IT was an absolute joy for the parents of Jayden Walker who overcame a lisp which threatened to impact his academics, making him their third son in a row to earn a place at Campion College.
Jayden’s parents, Margaret and Glenroy Walker, beamed with pride on Friday as they watched their youngest son collect a scholarship from the Guardian Group Foundation for being the top-performing male child of a Guardian Life policyholder.
While Jayden copped the award for best-performing male of a policyholder, Aaron St John Waugh of Jessie Ripoll Primary School was selected for the prestigious National Top Boy award. He will also be heading to Campion College. Shannon-Elise Barrett of Kensington Primary School won the National Top Girl award and will also matriculate to Campion.
For this year’s Guardian Foundation annual Primary Exit Profile (PEP) scholarship awards — the 17th running — the foundation disbursed $5.6 million in scholarships and grants for the 2023/2024 academic school year.
Both national champions received scholarships worth $1 million each. The top-performing son and daughter of policyholders each received $350,000. There were other sectional awards.
Apart from the lisp, which Jayden hasn’t yet fully conquered, the COVID-19 pandemic created a challenge for the 12-year-old.
“I am the youngest of three brothers who all went to the Bright Beginnings Educational Center in Cedar Grove, Portmore. The oldest brother, Glenroy, is 10 years older than I am. The second brother Kyle is two years older than me. Both brothers did very well in their matriculation exams to high school. To me, this was more than a dare, it was a challenge. I had to respond when my time came,” Walker said, at the Guardian Group Foundation’s Annual Scholarship and Grant Awards at the Jamaica Pegasus hotel.
Further, Walker said the journey to his PEP exams was no easy feat, but thankfully he had parents who were invested in his growth and teachers who could spot his weak areas and work on improving them.
“The path to exams was not as easy for me as my siblings before me.

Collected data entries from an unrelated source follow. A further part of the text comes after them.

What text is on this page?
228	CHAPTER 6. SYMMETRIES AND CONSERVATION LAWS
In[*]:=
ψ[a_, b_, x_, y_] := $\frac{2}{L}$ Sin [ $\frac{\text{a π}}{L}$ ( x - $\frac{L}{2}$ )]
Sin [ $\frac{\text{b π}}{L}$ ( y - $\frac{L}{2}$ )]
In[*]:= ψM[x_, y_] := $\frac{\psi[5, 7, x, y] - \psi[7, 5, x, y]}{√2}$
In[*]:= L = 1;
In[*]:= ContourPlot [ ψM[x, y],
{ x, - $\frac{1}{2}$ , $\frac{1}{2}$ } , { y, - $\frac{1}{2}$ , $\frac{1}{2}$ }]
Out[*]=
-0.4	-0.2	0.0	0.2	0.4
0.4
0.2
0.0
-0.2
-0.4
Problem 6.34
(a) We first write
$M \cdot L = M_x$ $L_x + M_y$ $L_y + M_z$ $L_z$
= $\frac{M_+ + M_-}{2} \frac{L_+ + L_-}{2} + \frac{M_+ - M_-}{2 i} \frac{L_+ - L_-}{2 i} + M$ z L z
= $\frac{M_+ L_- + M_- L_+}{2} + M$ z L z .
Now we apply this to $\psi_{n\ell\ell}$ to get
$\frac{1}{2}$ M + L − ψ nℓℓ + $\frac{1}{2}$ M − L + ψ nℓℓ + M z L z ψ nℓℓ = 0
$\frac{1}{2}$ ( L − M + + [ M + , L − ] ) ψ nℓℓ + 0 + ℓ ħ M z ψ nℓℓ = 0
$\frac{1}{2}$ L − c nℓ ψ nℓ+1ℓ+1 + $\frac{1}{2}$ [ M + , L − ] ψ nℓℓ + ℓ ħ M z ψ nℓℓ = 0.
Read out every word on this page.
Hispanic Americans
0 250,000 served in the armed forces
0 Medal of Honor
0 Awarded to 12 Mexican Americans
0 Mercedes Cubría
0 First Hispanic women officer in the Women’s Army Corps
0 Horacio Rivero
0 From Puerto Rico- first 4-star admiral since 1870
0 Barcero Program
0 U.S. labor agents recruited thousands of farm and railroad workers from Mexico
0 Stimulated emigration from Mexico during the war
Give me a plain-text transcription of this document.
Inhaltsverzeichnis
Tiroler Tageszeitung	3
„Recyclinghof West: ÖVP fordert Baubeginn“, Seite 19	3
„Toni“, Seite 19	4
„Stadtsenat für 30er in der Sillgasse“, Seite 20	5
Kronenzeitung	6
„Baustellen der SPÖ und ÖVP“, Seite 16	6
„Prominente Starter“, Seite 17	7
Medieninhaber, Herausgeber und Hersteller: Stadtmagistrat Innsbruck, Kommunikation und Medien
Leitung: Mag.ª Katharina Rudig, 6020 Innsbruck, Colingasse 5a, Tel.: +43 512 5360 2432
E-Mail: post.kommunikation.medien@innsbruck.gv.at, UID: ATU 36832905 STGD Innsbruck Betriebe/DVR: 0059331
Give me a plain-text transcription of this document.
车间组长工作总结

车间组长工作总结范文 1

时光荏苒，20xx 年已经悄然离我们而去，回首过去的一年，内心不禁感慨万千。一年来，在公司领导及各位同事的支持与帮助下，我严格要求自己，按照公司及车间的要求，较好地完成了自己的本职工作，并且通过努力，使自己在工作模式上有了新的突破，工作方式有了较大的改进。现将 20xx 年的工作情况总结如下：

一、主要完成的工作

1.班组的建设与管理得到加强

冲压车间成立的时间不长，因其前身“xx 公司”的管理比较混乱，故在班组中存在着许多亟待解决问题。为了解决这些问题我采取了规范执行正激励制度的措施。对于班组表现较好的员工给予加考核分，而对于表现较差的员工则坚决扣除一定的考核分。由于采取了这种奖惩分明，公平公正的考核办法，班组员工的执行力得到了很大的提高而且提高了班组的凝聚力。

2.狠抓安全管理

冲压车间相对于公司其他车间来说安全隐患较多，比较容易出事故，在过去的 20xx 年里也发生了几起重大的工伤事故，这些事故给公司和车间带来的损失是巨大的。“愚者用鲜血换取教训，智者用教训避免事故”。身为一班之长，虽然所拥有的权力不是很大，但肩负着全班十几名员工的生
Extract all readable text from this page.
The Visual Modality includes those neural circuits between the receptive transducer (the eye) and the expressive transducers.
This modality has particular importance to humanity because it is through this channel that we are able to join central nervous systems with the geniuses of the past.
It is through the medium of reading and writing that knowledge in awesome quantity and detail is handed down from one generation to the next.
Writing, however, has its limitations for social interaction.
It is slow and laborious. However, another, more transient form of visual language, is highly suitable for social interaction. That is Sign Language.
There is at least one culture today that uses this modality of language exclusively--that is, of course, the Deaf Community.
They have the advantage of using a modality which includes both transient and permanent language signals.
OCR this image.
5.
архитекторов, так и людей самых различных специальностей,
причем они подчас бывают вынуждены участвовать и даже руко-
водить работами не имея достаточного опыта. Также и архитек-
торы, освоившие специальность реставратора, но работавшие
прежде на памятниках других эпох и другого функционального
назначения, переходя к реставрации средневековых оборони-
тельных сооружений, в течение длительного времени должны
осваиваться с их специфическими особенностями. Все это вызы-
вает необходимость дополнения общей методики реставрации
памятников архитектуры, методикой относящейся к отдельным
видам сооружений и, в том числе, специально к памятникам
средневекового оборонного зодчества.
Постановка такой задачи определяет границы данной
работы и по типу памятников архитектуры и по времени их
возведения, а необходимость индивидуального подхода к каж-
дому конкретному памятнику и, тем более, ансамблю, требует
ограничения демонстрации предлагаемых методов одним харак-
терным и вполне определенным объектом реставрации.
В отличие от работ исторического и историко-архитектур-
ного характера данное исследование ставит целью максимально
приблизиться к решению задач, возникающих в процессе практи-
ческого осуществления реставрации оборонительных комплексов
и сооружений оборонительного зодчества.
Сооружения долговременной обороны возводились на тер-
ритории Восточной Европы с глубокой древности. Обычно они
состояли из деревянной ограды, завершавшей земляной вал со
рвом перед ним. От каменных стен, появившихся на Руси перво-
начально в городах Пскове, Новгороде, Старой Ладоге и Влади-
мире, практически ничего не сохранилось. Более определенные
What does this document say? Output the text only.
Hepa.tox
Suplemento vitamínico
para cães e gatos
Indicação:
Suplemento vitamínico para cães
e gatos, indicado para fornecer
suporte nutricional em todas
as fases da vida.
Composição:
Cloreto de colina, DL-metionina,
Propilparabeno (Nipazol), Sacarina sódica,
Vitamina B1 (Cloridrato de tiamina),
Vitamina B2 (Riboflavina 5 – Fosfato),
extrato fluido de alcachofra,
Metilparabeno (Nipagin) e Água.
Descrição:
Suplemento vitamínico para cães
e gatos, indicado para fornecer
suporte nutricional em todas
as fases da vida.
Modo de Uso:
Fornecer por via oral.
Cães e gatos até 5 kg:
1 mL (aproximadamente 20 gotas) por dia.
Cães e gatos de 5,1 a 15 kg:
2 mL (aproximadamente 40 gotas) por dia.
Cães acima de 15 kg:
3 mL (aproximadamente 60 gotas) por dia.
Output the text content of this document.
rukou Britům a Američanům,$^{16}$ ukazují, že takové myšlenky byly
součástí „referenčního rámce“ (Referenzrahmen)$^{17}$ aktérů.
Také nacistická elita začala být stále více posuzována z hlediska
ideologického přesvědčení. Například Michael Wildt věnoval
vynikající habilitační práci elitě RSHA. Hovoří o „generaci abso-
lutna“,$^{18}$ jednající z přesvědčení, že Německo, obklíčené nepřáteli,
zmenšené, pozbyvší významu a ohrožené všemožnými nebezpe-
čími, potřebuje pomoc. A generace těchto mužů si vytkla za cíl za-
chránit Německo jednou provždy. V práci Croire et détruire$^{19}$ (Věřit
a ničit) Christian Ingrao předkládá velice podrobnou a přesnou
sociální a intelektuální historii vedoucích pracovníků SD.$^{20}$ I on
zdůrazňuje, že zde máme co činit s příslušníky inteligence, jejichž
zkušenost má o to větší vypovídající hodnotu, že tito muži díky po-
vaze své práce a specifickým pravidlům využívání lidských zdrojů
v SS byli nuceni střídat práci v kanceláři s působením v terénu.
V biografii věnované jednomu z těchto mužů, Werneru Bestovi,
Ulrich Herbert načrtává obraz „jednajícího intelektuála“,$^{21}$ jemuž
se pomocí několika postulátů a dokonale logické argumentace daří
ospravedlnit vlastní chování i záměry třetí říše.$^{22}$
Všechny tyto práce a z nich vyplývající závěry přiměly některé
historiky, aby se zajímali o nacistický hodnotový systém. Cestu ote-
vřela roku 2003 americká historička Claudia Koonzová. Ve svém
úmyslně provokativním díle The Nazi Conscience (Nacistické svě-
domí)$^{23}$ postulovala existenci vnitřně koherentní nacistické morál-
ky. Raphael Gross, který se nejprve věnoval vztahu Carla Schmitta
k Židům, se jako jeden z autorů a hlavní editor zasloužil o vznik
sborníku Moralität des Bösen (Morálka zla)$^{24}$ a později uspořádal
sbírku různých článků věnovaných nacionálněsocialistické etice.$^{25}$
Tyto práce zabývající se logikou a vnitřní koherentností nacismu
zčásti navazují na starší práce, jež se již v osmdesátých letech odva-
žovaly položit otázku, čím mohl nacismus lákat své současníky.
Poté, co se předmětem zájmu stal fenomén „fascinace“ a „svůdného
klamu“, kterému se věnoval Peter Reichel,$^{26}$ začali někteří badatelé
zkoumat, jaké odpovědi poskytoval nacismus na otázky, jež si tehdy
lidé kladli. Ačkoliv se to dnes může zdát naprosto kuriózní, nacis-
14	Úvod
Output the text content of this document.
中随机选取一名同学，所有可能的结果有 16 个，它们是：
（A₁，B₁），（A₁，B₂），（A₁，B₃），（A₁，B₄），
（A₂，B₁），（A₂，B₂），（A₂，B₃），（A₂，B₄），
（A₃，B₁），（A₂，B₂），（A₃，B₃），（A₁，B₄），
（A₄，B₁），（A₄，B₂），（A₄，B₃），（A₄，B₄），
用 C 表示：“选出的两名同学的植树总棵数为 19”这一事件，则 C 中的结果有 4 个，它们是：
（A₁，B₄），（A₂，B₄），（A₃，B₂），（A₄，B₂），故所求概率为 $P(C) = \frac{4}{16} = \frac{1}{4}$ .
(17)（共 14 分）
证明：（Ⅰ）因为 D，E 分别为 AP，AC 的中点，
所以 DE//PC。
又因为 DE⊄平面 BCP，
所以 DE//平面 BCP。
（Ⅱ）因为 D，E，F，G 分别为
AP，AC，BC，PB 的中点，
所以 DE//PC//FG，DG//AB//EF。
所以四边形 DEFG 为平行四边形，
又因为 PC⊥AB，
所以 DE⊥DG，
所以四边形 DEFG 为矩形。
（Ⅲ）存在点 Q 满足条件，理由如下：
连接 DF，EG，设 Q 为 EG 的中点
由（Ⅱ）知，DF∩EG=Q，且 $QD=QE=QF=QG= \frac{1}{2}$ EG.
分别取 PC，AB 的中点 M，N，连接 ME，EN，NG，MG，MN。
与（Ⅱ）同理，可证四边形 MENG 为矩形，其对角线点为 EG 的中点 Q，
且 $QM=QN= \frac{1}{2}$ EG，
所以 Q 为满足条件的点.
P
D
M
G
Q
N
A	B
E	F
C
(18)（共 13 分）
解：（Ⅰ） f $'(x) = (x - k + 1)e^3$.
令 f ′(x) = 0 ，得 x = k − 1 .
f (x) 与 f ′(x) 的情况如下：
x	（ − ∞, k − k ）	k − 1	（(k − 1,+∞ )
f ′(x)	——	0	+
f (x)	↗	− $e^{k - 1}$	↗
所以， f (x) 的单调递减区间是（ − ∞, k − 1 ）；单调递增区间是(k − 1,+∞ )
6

I had to deal with the onset of the COVID-19. Being used to face-to-face learning, I did not do as well in grade four. Then came grade five, when face-to-face learning returned. I was fortunate to have got teachers who were able to recognise my deficiencies and took steps to correct them. It was a partnership between my parents and the school. My parents ensured that I attended all extra lessons and Saturday classes. I started to improve and my grade reflected it.
“I then became aware that just like my older siblings, I could do it too. My parents never let me forget that only my best is good enough. I had only to recognise my ability and act on it. I gave the exam my best shot and when the results came around, mine was equally as good as my older brothers. I performed better than 97 per cent of the test-takers this year and earned me a place. My parents have been bombarded with inquiries of how they manged to achieve three in a row at a school like Campion College,” Walker added.
His parents, Margaret and Glenroy, spoke very highly of their son and were proud of him for overcoming his challenges through determination.
Margaret said, “I am very proud. I have two older sons, and he is a role model to them. I have never had to correct him more than once. I think it is the discipline at home that caused it.”
His father Glenroy shared that he always reminded Jayden he could achieve success despite obstacles.
“He did it and I am proud because I always told him that he has it within him, even in times when he doubted himself. His brothers did it and there was no way he couldn’t do it,” he said.
Tsahai Clarke, the winner in the female category for best-performing child of a Guardian Life policyholder, also received a placement at Campion College.
For Tsahai, PEP was like a video game.
“My journey to PEP was like a video game. There were many obstacles and as I progressed the levels got tougher. I always had the support I needed to help me conquer each level. The Bread of Life Christian Academy, of which I am a past student, played a huge role in my success. My family, teachers, and peers encouraged and motivated me to keep going. I implore the 2023 PEP students to let us not only dream big, but let us dream grand. Let us not only reach for the mountain tops, but let us reach for the stars,” Tsahai said.